Charles P. Clayton
In a September 2, 2010, letter to the Occupational Safety and Health Administration (OSHA), Public Citizen, the Committee of Interns and Residents (CIR), and the American Medical Student Association (AMSA) petitioned the agency to regulate duty hours for residents and fellows. The petition calls for OSHA to limit duty hours to 80 per week without averaging and mandate 10 hours off between daytime duty periods. The petitioners also call on OSHA to make resident schedules public records that are open to inspection and to inspect teaching hospitals "on a frequent basis."
The petition reads, in part, "In order to fulfill OSHA's mission 'to send every worker home whole and healthy every day,' you must act now to address the dangers that extreme work hours pose for resident physicians." Public Citizen, CIR, and AMSA point to studies that connect resident duty hours to motor vehicle accidents, depression and memory deficit, pregnancy complications, and on the job needlestick injuries. The organizations argue that long work hours are not needed to prepare resident physicians for future practice as current practitioners work, on average, oughly 50 hours per week.
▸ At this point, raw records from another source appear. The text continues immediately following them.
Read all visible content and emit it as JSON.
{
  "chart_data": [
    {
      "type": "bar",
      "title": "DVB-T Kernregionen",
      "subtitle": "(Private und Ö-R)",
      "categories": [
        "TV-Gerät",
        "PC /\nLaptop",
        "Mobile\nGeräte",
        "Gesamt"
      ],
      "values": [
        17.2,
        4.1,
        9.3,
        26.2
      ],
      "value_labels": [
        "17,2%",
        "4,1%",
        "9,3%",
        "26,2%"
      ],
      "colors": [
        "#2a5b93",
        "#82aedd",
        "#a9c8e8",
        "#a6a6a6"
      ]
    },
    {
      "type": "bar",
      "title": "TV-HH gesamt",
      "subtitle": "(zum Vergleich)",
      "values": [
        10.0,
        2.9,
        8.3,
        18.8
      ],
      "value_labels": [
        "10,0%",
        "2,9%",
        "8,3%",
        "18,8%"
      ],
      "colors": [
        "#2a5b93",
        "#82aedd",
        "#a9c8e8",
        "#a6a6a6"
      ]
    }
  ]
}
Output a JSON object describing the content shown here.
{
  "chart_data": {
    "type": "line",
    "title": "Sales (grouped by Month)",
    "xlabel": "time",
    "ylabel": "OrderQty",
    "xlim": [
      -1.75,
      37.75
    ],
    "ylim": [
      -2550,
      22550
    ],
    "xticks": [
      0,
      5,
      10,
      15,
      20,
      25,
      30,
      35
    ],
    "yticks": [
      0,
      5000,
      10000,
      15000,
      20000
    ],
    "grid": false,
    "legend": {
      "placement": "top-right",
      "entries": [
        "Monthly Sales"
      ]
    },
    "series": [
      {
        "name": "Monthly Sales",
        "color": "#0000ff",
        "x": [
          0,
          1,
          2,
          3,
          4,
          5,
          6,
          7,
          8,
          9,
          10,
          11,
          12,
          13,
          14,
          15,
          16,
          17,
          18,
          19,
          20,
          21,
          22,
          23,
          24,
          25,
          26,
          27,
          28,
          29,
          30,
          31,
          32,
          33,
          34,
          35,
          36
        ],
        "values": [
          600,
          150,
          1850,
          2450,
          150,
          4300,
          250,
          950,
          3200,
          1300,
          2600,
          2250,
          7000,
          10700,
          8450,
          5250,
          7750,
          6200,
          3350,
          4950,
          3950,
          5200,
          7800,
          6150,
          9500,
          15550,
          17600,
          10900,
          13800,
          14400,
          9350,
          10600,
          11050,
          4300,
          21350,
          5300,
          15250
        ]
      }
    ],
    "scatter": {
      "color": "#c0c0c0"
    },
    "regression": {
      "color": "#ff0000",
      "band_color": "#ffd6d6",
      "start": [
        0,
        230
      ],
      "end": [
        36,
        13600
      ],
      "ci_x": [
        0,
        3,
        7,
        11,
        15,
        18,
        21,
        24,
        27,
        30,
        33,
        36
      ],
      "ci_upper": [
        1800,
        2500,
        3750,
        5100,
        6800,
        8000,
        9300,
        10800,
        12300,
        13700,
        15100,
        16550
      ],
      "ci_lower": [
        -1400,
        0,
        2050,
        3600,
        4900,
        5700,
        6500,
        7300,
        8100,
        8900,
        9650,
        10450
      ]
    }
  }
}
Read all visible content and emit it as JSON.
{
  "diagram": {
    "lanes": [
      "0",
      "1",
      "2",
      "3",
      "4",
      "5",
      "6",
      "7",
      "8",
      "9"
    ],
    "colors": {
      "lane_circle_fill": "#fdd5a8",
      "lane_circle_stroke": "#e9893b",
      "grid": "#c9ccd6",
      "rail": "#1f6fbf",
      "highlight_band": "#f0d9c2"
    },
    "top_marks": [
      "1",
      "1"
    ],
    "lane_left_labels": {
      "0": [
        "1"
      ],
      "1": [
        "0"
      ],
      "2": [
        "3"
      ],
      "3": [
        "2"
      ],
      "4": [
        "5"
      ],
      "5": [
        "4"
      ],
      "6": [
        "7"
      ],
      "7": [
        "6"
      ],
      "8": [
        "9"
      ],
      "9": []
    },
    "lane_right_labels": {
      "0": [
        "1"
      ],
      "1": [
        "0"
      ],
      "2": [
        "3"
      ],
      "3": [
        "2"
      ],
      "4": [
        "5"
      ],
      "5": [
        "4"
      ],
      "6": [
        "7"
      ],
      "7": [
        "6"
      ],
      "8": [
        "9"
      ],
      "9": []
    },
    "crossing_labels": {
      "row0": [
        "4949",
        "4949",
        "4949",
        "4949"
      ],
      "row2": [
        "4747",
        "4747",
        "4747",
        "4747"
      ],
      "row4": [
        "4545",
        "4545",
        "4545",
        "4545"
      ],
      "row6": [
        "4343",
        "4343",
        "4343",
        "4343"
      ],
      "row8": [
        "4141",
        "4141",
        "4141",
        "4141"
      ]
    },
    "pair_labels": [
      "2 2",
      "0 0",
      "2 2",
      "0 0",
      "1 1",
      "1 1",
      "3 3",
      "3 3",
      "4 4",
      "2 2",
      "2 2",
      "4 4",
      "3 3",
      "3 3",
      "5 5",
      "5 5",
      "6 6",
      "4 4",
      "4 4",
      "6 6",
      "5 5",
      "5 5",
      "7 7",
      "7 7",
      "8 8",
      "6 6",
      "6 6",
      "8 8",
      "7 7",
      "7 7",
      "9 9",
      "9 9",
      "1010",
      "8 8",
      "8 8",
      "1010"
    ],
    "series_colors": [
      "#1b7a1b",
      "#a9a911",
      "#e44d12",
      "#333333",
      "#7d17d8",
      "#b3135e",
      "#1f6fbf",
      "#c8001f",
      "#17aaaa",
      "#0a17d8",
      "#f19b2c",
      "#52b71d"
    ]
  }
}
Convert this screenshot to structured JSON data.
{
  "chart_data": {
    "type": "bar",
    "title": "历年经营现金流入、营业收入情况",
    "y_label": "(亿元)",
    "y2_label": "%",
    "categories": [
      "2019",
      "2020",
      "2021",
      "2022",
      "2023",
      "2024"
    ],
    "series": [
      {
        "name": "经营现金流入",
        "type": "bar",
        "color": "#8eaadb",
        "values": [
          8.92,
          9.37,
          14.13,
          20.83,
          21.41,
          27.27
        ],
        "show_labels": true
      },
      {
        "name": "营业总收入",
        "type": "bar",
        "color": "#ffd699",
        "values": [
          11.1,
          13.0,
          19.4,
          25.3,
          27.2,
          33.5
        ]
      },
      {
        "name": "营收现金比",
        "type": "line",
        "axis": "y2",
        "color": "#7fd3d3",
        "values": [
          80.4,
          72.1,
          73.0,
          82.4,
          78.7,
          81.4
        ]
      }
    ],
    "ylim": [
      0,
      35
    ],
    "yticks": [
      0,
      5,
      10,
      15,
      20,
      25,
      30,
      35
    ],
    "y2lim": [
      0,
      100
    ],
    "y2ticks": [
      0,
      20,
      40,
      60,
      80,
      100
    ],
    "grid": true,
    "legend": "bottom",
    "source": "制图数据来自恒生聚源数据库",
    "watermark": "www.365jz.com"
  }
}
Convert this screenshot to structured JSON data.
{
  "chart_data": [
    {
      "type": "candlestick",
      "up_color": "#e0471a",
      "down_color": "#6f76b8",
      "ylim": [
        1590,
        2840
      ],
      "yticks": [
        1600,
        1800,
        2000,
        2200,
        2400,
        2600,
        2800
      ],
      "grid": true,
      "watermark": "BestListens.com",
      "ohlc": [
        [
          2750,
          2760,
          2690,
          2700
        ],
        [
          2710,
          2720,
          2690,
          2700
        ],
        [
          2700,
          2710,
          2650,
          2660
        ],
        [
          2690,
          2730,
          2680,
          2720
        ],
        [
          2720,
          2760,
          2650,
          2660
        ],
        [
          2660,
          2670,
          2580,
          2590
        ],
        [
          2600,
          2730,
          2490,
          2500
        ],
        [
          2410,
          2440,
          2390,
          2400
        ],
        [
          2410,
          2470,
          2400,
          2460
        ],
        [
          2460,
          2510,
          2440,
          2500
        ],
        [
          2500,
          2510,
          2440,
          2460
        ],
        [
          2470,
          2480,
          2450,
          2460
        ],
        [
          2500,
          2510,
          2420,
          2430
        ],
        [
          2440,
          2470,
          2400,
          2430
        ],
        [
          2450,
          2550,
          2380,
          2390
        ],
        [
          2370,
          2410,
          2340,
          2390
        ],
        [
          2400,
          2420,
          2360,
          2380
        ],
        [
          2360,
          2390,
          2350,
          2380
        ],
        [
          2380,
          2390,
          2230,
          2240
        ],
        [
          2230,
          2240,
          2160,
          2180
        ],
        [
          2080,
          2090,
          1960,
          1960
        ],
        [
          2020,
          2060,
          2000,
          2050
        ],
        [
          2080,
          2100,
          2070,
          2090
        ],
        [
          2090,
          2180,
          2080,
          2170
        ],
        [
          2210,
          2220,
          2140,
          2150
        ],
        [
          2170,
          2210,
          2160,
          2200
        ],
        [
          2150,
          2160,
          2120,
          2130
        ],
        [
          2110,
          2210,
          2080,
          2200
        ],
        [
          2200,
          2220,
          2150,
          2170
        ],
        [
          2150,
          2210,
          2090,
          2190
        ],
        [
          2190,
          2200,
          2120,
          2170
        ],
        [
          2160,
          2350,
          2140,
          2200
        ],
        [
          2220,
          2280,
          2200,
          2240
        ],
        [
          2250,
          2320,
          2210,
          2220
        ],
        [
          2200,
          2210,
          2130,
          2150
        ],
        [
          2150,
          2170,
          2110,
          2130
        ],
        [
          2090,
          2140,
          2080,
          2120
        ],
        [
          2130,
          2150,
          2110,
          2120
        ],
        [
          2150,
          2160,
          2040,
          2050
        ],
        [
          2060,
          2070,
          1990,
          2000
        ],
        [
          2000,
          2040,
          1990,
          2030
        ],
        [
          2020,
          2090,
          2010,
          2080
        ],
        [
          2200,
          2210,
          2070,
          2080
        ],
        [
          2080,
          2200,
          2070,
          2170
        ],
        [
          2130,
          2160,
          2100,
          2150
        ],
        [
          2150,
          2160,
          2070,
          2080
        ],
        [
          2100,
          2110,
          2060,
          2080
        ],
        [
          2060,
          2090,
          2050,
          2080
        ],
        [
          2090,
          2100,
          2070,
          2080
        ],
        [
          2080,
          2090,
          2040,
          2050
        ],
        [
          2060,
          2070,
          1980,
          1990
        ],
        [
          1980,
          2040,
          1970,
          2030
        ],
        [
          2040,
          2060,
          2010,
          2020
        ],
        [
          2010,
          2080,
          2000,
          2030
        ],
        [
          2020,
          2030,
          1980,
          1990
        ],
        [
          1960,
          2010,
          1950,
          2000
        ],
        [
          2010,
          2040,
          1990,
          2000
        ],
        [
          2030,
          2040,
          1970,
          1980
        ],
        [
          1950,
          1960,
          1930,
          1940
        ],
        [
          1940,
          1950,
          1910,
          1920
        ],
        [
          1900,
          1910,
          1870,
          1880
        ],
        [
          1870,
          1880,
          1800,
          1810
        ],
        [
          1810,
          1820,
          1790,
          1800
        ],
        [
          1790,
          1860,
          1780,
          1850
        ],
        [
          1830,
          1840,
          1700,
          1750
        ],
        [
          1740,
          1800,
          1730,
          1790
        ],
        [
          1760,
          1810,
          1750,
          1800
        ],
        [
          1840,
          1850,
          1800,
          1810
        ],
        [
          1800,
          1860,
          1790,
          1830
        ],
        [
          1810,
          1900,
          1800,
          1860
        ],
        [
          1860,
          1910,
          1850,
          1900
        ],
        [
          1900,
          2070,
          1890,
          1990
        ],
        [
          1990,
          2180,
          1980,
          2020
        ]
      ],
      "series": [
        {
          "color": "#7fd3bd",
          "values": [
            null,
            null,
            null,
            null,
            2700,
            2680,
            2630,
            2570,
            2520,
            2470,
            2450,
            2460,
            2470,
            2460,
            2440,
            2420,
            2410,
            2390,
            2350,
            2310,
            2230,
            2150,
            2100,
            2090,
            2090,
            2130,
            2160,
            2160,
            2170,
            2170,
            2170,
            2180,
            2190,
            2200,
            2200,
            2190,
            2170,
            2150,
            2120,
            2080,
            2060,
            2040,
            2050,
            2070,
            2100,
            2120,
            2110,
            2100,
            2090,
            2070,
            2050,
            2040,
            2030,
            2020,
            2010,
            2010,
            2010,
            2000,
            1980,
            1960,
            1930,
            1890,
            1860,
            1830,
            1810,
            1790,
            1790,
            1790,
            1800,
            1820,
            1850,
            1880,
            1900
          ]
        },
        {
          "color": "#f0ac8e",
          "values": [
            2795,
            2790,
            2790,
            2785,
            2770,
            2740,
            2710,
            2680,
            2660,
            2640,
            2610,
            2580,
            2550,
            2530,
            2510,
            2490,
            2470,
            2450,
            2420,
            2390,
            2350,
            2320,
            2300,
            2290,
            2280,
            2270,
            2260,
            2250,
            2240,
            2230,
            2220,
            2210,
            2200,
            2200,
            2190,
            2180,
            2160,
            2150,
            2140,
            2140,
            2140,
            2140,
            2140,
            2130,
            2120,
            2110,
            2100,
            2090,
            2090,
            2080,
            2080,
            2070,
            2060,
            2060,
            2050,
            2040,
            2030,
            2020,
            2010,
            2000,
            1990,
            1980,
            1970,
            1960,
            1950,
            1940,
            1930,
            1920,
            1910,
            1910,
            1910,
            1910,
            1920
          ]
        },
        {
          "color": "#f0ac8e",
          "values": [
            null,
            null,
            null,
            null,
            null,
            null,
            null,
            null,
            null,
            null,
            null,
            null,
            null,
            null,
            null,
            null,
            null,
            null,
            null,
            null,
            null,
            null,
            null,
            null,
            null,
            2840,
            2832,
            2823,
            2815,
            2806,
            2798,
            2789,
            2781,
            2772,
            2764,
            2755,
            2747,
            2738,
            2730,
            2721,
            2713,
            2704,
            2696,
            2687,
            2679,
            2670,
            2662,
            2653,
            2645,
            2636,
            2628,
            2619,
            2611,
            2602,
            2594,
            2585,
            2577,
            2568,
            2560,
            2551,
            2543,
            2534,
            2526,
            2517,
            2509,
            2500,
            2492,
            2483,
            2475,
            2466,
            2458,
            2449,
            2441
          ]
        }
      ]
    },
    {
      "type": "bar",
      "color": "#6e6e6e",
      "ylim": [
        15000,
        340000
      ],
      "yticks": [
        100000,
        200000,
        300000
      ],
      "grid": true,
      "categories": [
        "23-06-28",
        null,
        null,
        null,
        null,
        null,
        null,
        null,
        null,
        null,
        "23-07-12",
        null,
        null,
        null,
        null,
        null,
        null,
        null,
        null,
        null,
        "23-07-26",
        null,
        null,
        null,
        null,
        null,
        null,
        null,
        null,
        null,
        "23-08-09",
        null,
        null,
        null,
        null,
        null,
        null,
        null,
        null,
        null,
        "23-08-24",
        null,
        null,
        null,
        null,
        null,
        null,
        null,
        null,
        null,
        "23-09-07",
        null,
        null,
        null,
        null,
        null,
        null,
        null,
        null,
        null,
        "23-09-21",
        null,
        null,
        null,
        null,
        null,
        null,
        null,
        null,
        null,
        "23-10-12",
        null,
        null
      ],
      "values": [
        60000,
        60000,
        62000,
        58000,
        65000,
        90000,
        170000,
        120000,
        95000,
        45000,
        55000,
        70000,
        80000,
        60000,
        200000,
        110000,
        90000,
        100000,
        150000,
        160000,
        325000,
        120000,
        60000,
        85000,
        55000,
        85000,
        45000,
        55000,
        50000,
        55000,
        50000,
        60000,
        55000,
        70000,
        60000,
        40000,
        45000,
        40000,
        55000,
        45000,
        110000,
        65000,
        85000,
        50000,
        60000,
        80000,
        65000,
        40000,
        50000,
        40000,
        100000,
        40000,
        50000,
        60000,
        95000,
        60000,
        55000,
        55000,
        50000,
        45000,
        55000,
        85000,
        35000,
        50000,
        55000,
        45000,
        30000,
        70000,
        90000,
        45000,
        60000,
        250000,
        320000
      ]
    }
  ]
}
The petition also claims that the Accreditation Council for Graduate Medical Education (ACGME) is "not up to the job" of enforcing duty hour regulations.
In a September 2 press release, OSHA Administrator David Michaels, PhD, stated, "We are very concerned about medical residents working extremely long hours, and we know of evidence linking sleep deprevation with an increased risk of needle sticks, puncture wounds, lacerations, medical errors and motor vehicle accidents." He added, "Hospitals and medical training programs are not exempt from ensuring that their employees' health and safety are protected."
Public Citizen petitioned OSHA to regulate duty hours in 2001. Citing the work of ACGME, OSHA denied the request in 2002.
The Alliance for Academic Internal Medicine (AAIM) supports ACGME as the organization to set and enforce duty hour regulations. AAIM and its partner organizations in the academic medicine community are reviewing the petition to OSHA and setting an action plan in response.